A few prehistoric artefacts have been found in Creslow, including a flint flake at Hurdlesgrove Farm, where some Roman pottery has also been found. A Roman road possibly passes through this parish. An enclosure was seen on aerial photographs in the form of a crop-mark near the Manor House and may date to the prehistoric or Roman periods.


Deserted medieval village earthworks at CreslowThere is a great deal of medieval material in Creslow. Some thirteenth century pottery was found in digging the footings of Manor Farm and there are the earthworks of a deserted medieval village and associated ridge and furrow from the open-field system. A medieval cemetery belonging to the hospital of the Knights of St John is also known.
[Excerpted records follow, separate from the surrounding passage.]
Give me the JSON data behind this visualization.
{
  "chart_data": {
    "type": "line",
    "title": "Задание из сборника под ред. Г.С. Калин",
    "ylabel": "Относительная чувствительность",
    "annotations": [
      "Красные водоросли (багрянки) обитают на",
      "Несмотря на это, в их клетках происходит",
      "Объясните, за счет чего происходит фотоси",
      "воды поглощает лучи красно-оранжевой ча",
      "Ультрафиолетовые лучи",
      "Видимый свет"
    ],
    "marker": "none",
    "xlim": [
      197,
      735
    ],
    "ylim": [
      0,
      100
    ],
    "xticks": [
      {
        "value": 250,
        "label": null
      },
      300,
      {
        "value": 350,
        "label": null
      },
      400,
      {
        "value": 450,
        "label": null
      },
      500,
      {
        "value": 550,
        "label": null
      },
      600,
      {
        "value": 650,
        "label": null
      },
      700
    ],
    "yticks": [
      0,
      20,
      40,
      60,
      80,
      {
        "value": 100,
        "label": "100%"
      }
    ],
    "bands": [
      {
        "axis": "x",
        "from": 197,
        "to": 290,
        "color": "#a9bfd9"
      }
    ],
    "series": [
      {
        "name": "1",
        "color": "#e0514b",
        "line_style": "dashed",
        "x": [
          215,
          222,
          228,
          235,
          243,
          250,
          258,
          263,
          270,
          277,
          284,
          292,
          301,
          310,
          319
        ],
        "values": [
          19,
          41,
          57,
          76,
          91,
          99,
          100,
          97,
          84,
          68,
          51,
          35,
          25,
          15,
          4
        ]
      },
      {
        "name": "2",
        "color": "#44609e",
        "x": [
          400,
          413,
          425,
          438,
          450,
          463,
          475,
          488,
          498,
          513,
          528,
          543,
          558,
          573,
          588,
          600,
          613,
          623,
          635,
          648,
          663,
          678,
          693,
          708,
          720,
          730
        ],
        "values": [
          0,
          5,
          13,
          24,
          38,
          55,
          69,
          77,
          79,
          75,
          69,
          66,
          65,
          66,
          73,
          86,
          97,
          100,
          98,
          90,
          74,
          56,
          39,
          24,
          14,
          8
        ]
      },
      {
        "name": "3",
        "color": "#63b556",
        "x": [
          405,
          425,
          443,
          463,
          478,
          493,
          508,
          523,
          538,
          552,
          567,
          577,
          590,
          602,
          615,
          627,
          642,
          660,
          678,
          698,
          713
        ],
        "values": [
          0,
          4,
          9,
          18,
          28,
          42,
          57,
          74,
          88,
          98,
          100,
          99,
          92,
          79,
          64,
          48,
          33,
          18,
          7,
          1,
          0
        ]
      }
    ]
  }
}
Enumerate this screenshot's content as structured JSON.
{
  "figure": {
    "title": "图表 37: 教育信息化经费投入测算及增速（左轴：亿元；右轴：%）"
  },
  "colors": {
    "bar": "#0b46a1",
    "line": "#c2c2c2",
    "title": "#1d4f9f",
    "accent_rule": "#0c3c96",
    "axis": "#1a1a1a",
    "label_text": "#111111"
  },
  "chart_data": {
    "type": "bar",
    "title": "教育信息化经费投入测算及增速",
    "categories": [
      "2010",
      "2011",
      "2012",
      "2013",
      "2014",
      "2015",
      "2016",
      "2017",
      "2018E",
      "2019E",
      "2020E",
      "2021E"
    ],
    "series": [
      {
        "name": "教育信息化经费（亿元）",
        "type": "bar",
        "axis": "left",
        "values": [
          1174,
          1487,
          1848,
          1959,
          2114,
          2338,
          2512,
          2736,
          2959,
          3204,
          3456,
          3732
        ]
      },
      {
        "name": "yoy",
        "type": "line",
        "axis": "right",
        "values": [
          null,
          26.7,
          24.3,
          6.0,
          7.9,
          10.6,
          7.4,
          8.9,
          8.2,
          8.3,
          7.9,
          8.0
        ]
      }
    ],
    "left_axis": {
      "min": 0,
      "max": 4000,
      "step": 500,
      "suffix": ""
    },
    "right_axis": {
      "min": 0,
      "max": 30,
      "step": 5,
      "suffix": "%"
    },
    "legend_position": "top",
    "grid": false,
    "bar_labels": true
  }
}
The Manor House itself is partly a fourteenth century cruck-built house, one of the oldest secular buildings in the county. It also has a seventeenth century hall that was later made into two stories and partly demolished in the nineteenth century. There is a chapel in the manor house grounds that dates to the twelfth to thirteenth century with fifteenth century alterations. This chapel was converted into a dovecote in the eighteenth century and then into a coach-house and finally storage. The forecourt wall of the manor house is listed and dates to the seventeenth to eighteenth centuries while the gardens were laid out in the nineteenth century but have had much recent alteration.


The most recent monument in Creslow in the Historic Environment Record is a World War II transmitter site to the south-east of the village.